Know your AIs from your LLMs with our beginners’ guide to AI talk.
Agent: Think of an AI agent as a ‘smart assistant’ for a specific task. While a simple chatbot is an agent for customer service, a more advanced AI agent could be a tool that manages your social media. It perceives what’s trending and your brand’s style, then acts by drafting and scheduling posts for you. This frees you up from a time-consuming, repetitive task.
AI (artificial intelligence): At its core, AI is about using technology to do things that would normally require a human to think or decide. For a small business, this isn’t science fiction. It’s the technology behind tools that help you with marketing, customer service, or data analysis. They help you work smarter and more efficiently, even with a small team.
Algorithm: An algorithm is simply the set of instructions that an AI follows.
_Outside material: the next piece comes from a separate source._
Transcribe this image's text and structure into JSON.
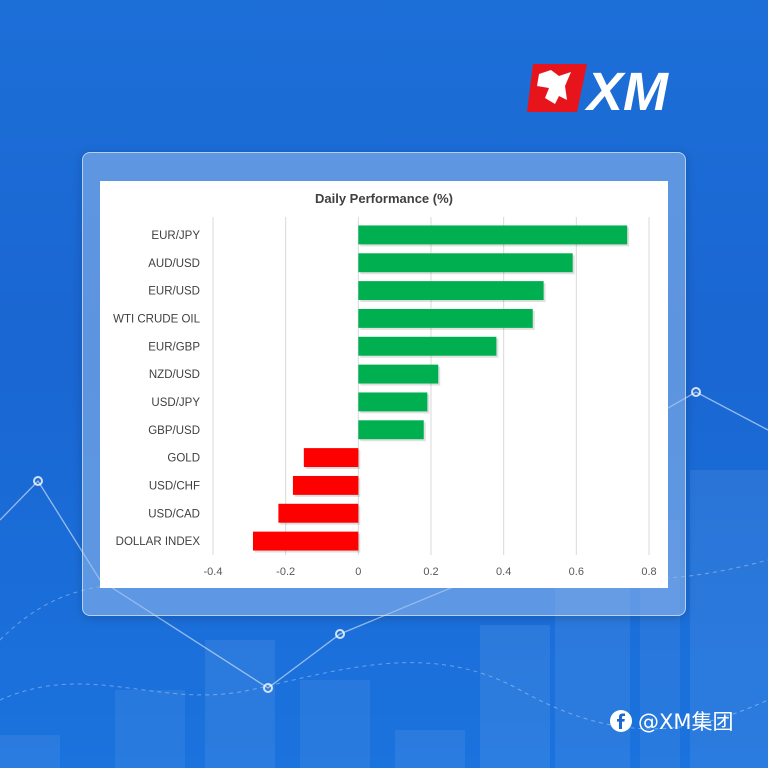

For your business, this is the ‘recipe’ that an AI tool uses to get the job done. For example, a social media tool uses an algorithm to decide what content to show your followers, or an accounting app uses an algorithm to automatically categorise your expenses.
ANI (artificial narrow intelligence): This is the kind of AI you’re using today. It’s a tool that’s brilliant at one thing, like a chatbot that answers customer questions or a design tool that generates a logo. It can’t do anything else, but it’s a powerful and specialised tool that can give your business a competitive edge.
Bias: AI bias is when an AI tool makes unfair or incorrect decisions because its training data was not a good representation of the real world. For a small business, this is a risk you need to be aware of, especially if you’re using AI for hiring or marketing. For example, an AI tool might favor a certain gender or demographic in job applications if it was only trained on resumes from one group.
Big data: This term refers to the massive and complex amounts of data that are too large for standard software to analyse. While you might not deal with ’big data’ yourself, the AI tools you use, like a marketing analytics platform or a content generator, are built and trained using it. They use this huge dataset to find patterns that help them give you better results.
Chatbot: A chatbot is an AI tool that can have simple conversations with customers, usually through text on your website or social media. It’s perfect for a small business because it can handle common questions and simple requests 24/7, freeing up your time to focus on more complex customer issues.
Generative AI (genAI): A type of artificial intelligence that creates new, original content rather than just analysing or identifying existing data. It does this by learning the underlying patterns, structures, and relationships from a massive training dataset. Based on the patterns it has learned, it can then generate new text, images, audio, or other media in response to a user’s prompt.
Hallucination: This is a term for when a generative AI confidently makes up facts or details that are completely false. For your business, this means you should always double-check any information you get from an AI tool. Don’t use AI-generated content for important legal, financial, or factual information without a human review.
LLM (large language model): This is the technology behind popular tools like ChatGPT and Gemini. It’s a very advanced type of AI that understands and generates human language. You can use an LLM for everything from brainstorming ideas for your next blog post to writing a customer service email in a specific tone.
ML (machine learning): Machine learning is the process where a computer learns from data without being explicitly programmed. In a small business context, this is how a tool gets better over time. For example, a website’s recommendation engine uses machine learning to get smarter about what products to show a customer after every purchase they make.
Model: In AI, a ‘model’ is the finished product of the machine learning process. It’s the algorithm that has been trained to do a specific task, like recognising faces or writing marketing copy. When you use an AI tool, you’re using a trained model.
NLP (natural language processing): NLP is the technology that allows computers to understand, interpret, and produce human language. It’s what makes your chatbot or voice assistant work. For a small business, NLP is crucial for any tool that interacts with customers using natural conversation.
Prompt: A prompt is the instruction or question you give to a genAI. For your business, a good prompt is the key to getting a good result. For example, instead of just saying, “Write a social media post,” a good prompt would be, “Write a social media post for our new coffee product that’s aimed at young professionals in a casual, friendly tone.”
Prompt engineering: This is the skill of writing great prompts to get the best possible output from an AI. It’s less about being a programmer and more about knowing how to give clear, detailed instructions. Mastering this can help you and your employees use AI tools much more effectively for everything from writing product descriptions to planning a marketing campaign.
Reasoning: AI reasoning is the ability for an AI to draw conclusions and make decisions based on its knowledge. While current AI isn’t a true ’reasoner’ like a human, you can use tools with this capability to analyse your sales data and suggest the best days to run a promotion.
Training data: This is the information used to teach an AI model what to do. For a small business, the quality of this data is vital. If your AI tool for analysing customer feedback is only trained on positive reviews, it won’t be able to properly identify negative sentiment in new feedback.